Monitor your security cameras with locally processed AI

Aug 5, 2025•zakki•View Original

TL;DR Highlight

How to analyze CCTV in real-time with AI on edge devices — no cloud required.

Who Should Read

Developers building self-hosted surveillance systems on home servers or Raspberry Pis, or self-hosting enthusiasts who avoid cloud-based security camera services for privacy and cost reasons.

Core Mechanics

Camera footage processed with AI inference locally on the machine — no cloud upload needed
Local LLM runtime (Ollama) paired with vision models (LLaVA, moondream) for video analysis
Motion detection events trigger frame capture → AI query in natural language ('what do you see?')
Alert conditions customizable via prompts — e.g., 'alert if person detected', 'alert if car in driveway'

Evidence

Original paper text not available for quantitative data — content below is based on title inference
Local inference with no network latency — ~1-3 sec/frame on CPU-only (no GPU)
$0/month cloud costs vs. cloud API services (excluding hardware costs)

How to Apply

Set up Frigate NVR + Ollama (moondream model): motion detection → MQTT event → frame capture → Ollama API call → send results as Home Assistant notifications.
Branch prompts by scenario: 'If there is a person in this image, say YES. Otherwise, say NO.' — forcing short answers simplifies parsing.
Raspberry Pi 5 or low-power x86 mini PC + USB camera for cheapest setup.

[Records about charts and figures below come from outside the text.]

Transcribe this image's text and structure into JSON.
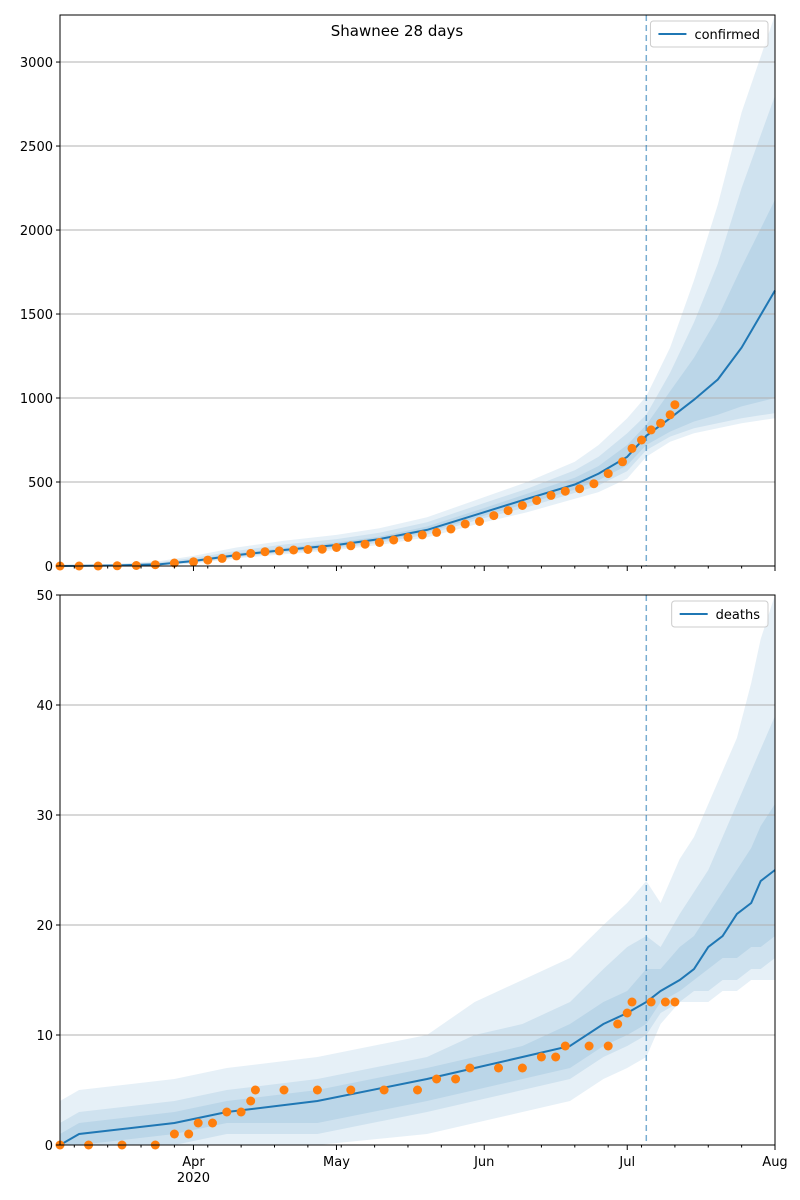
{
  "figure": {
    "title": "Shawnee 28 days"
  },
  "colors": {
    "line": "#1f77b4",
    "band": "#1f77b4",
    "points": "#ff7f0e",
    "vline": "#1f77b4",
    "grid": "#b0b0b0",
    "axis": "#000000"
  },
  "chart_data": [
    {
      "type": "line",
      "legend": [
        "confirmed"
      ],
      "legend_position": "upper right",
      "grid": "horizontal",
      "ylim": [
        0,
        3280
      ],
      "yticks": [
        0,
        500,
        1000,
        1500,
        2000,
        2500,
        3000
      ],
      "xlim": [
        "2020-03-04",
        "2020-08-01"
      ],
      "xtick_dates": [
        "2020-04-01",
        "2020-05-01",
        "2020-06-01",
        "2020-07-01",
        "2020-08-01"
      ],
      "xtick_labels": [
        "",
        "",
        "",
        "",
        ""
      ],
      "xtick_year_label": "",
      "forecast_start": "2020-07-05",
      "model_dates": [
        "2020-03-04",
        "2020-03-15",
        "2020-03-25",
        "2020-04-01",
        "2020-04-10",
        "2020-04-20",
        "2020-05-01",
        "2020-05-10",
        "2020-05-20",
        "2020-06-01",
        "2020-06-10",
        "2020-06-20",
        "2020-06-25",
        "2020-07-01",
        "2020-07-05",
        "2020-07-10",
        "2020-07-15",
        "2020-07-20",
        "2020-07-25",
        "2020-08-01"
      ],
      "model_median": [
        0,
        3,
        10,
        30,
        65,
        95,
        125,
        160,
        215,
        320,
        400,
        485,
        550,
        650,
        775,
        880,
        990,
        1110,
        1300,
        1640
      ],
      "bands": [
        {
          "lower": [
            0,
            0,
            3,
            15,
            45,
            70,
            95,
            125,
            170,
            260,
            320,
            400,
            440,
            520,
            650,
            740,
            790,
            820,
            850,
            880
          ],
          "upper": [
            0,
            12,
            30,
            60,
            110,
            150,
            185,
            225,
            290,
            410,
            500,
            620,
            720,
            880,
            1010,
            1300,
            1700,
            2150,
            2700,
            3280
          ]
        },
        {
          "lower": [
            0,
            0,
            5,
            20,
            52,
            80,
            105,
            138,
            187,
            285,
            350,
            435,
            480,
            565,
            690,
            770,
            820,
            850,
            880,
            910
          ],
          "upper": [
            0,
            8,
            22,
            48,
            90,
            128,
            160,
            198,
            260,
            375,
            460,
            570,
            650,
            790,
            900,
            1150,
            1450,
            1800,
            2250,
            2800
          ]
        },
        {
          "lower": [
            0,
            0,
            7,
            25,
            58,
            86,
            113,
            147,
            200,
            300,
            372,
            455,
            510,
            600,
            720,
            800,
            860,
            900,
            950,
            1000
          ],
          "upper": [
            0,
            5,
            15,
            38,
            75,
            108,
            140,
            175,
            235,
            345,
            430,
            525,
            595,
            720,
            840,
            1040,
            1240,
            1480,
            1780,
            2180
          ]
        }
      ],
      "observed": [
        {
          "date": "2020-03-04",
          "value": 0
        },
        {
          "date": "2020-03-08",
          "value": 0
        },
        {
          "date": "2020-03-12",
          "value": 0
        },
        {
          "date": "2020-03-16",
          "value": 1
        },
        {
          "date": "2020-03-20",
          "value": 3
        },
        {
          "date": "2020-03-24",
          "value": 8
        },
        {
          "date": "2020-03-28",
          "value": 18
        },
        {
          "date": "2020-04-01",
          "value": 25
        },
        {
          "date": "2020-04-04",
          "value": 35
        },
        {
          "date": "2020-04-07",
          "value": 45
        },
        {
          "date": "2020-04-10",
          "value": 60
        },
        {
          "date": "2020-04-13",
          "value": 75
        },
        {
          "date": "2020-04-16",
          "value": 85
        },
        {
          "date": "2020-04-19",
          "value": 90
        },
        {
          "date": "2020-04-22",
          "value": 95
        },
        {
          "date": "2020-04-25",
          "value": 98
        },
        {
          "date": "2020-04-28",
          "value": 100
        },
        {
          "date": "2020-05-01",
          "value": 110
        },
        {
          "date": "2020-05-04",
          "value": 120
        },
        {
          "date": "2020-05-07",
          "value": 130
        },
        {
          "date": "2020-05-10",
          "value": 140
        },
        {
          "date": "2020-05-13",
          "value": 155
        },
        {
          "date": "2020-05-16",
          "value": 170
        },
        {
          "date": "2020-05-19",
          "value": 185
        },
        {
          "date": "2020-05-22",
          "value": 200
        },
        {
          "date": "2020-05-25",
          "value": 220
        },
        {
          "date": "2020-05-28",
          "value": 250
        },
        {
          "date": "2020-05-31",
          "value": 265
        },
        {
          "date": "2020-06-03",
          "value": 300
        },
        {
          "date": "2020-06-06",
          "value": 330
        },
        {
          "date": "2020-06-09",
          "value": 360
        },
        {
          "date": "2020-06-12",
          "value": 390
        },
        {
          "date": "2020-06-15",
          "value": 420
        },
        {
          "date": "2020-06-18",
          "value": 445
        },
        {
          "date": "2020-06-21",
          "value": 460
        },
        {
          "date": "2020-06-24",
          "value": 490
        },
        {
          "date": "2020-06-27",
          "value": 550
        },
        {
          "date": "2020-06-30",
          "value": 620
        },
        {
          "date": "2020-07-02",
          "value": 700
        },
        {
          "date": "2020-07-04",
          "value": 750
        },
        {
          "date": "2020-07-06",
          "value": 810
        },
        {
          "date": "2020-07-08",
          "value": 850
        },
        {
          "date": "2020-07-10",
          "value": 900
        },
        {
          "date": "2020-07-11",
          "value": 960
        }
      ]
    },
    {
      "type": "line",
      "legend": [
        "deaths"
      ],
      "legend_position": "upper right",
      "grid": "horizontal",
      "ylim": [
        0,
        50
      ],
      "yticks": [
        0,
        10,
        20,
        30,
        40,
        50
      ],
      "xlim": [
        "2020-03-04",
        "2020-08-01"
      ],
      "xtick_dates": [
        "2020-04-01",
        "2020-05-01",
        "2020-06-01",
        "2020-07-01",
        "2020-08-01"
      ],
      "xtick_labels": [
        "Apr",
        "May",
        "Jun",
        "Jul",
        "Aug"
      ],
      "xtick_year_label": "2020",
      "forecast_start": "2020-07-05",
      "model_dates": [
        "2020-03-04",
        "2020-03-08",
        "2020-03-28",
        "2020-04-08",
        "2020-04-27",
        "2020-05-20",
        "2020-05-30",
        "2020-06-09",
        "2020-06-19",
        "2020-06-26",
        "2020-07-01",
        "2020-07-05",
        "2020-07-08",
        "2020-07-12",
        "2020-07-15",
        "2020-07-18",
        "2020-07-21",
        "2020-07-24",
        "2020-07-27",
        "2020-07-29",
        "2020-08-01"
      ],
      "model_median": [
        0,
        1,
        2,
        3,
        4,
        6,
        7,
        8,
        9,
        11,
        12,
        13,
        14,
        15,
        16,
        18,
        19,
        21,
        22,
        24,
        25
      ],
      "bands": [
        {
          "lower": [
            0,
            0,
            0,
            0,
            0,
            1,
            2,
            3,
            4,
            6,
            7,
            8,
            11,
            13,
            13,
            13,
            14,
            14,
            15,
            15,
            15
          ],
          "upper": [
            4,
            5,
            6,
            7,
            8,
            10,
            13,
            15,
            17,
            20,
            22,
            24,
            22,
            26,
            28,
            31,
            34,
            37,
            42,
            46,
            50
          ]
        },
        {
          "lower": [
            0,
            0,
            0,
            1,
            1,
            3,
            4,
            5,
            6,
            8,
            9,
            10,
            12,
            13,
            14,
            14,
            15,
            15,
            16,
            16,
            17
          ],
          "upper": [
            2,
            3,
            4,
            5,
            6,
            8,
            10,
            11,
            13,
            16,
            18,
            19,
            18,
            21,
            23,
            25,
            28,
            31,
            34,
            36,
            39
          ]
        },
        {
          "lower": [
            0,
            0,
            1,
            2,
            2,
            4,
            5,
            6,
            7,
            9,
            10,
            11,
            13,
            14,
            15,
            16,
            17,
            17,
            18,
            18,
            19
          ],
          "upper": [
            1,
            2,
            3,
            4,
            5,
            7,
            8,
            9,
            11,
            13,
            14,
            16,
            16,
            18,
            19,
            21,
            23,
            25,
            27,
            29,
            31
          ]
        }
      ],
      "observed": [
        {
          "date": "2020-03-04",
          "value": 0
        },
        {
          "date": "2020-03-10",
          "value": 0
        },
        {
          "date": "2020-03-17",
          "value": 0
        },
        {
          "date": "2020-03-24",
          "value": 0
        },
        {
          "date": "2020-03-28",
          "value": 1
        },
        {
          "date": "2020-03-31",
          "value": 1
        },
        {
          "date": "2020-04-02",
          "value": 2
        },
        {
          "date": "2020-04-05",
          "value": 2
        },
        {
          "date": "2020-04-08",
          "value": 3
        },
        {
          "date": "2020-04-11",
          "value": 3
        },
        {
          "date": "2020-04-13",
          "value": 4
        },
        {
          "date": "2020-04-14",
          "value": 5
        },
        {
          "date": "2020-04-20",
          "value": 5
        },
        {
          "date": "2020-04-27",
          "value": 5
        },
        {
          "date": "2020-05-04",
          "value": 5
        },
        {
          "date": "2020-05-11",
          "value": 5
        },
        {
          "date": "2020-05-18",
          "value": 5
        },
        {
          "date": "2020-05-22",
          "value": 6
        },
        {
          "date": "2020-05-26",
          "value": 6
        },
        {
          "date": "2020-05-29",
          "value": 7
        },
        {
          "date": "2020-06-04",
          "value": 7
        },
        {
          "date": "2020-06-09",
          "value": 7
        },
        {
          "date": "2020-06-13",
          "value": 8
        },
        {
          "date": "2020-06-16",
          "value": 8
        },
        {
          "date": "2020-06-18",
          "value": 9
        },
        {
          "date": "2020-06-23",
          "value": 9
        },
        {
          "date": "2020-06-27",
          "value": 9
        },
        {
          "date": "2020-06-29",
          "value": 11
        },
        {
          "date": "2020-07-01",
          "value": 12
        },
        {
          "date": "2020-07-02",
          "value": 13
        },
        {
          "date": "2020-07-06",
          "value": 13
        },
        {
          "date": "2020-07-09",
          "value": 13
        },
        {
          "date": "2020-07-11",
          "value": 13
        }
      ]
    }
  ]
}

Add a Coral TPU for faster inference.

Code Example

snippet

# Python example: Analyze camera frames with a local Ollama vision model
import ollama
import base64
from pathlib import Path

def analyze_frame(image_path: str, alert_condition: str) -> str:
    image_data = base64.b64encode(Path(image_path).read_bytes()).decode()
    
    response = ollama.chat(
        model='moondream',  # or llava:7b
        messages=[
            {
                'role': 'user',
                'content': f'{alert_condition}\nLook at the image and answer with only YES or NO.',
                'images': [image_data]
            }
        ]
    )
    return response['message']['content'].strip()

# Usage example
result = analyze_frame(
    '/tmp/motion_capture.jpg',
    'Is there a person in this image?'
)

if 'YES' in result.upper():
    send_notification('Person detected!')

Terminology

NVRNetwork Video Recorder. Software or device that records and manages footage from multiple IP cameras in one place. The network version of a DVR.

OllamaA tool for easily running LLMs locally. Like Docker but for AI models — one command (`ollama run llava`) and you're running AI on your machine.

edge inferenceRunning AI processing on the local device near the data source rather than sending data to the cloud. Faster response, better privacy, no internet dependency.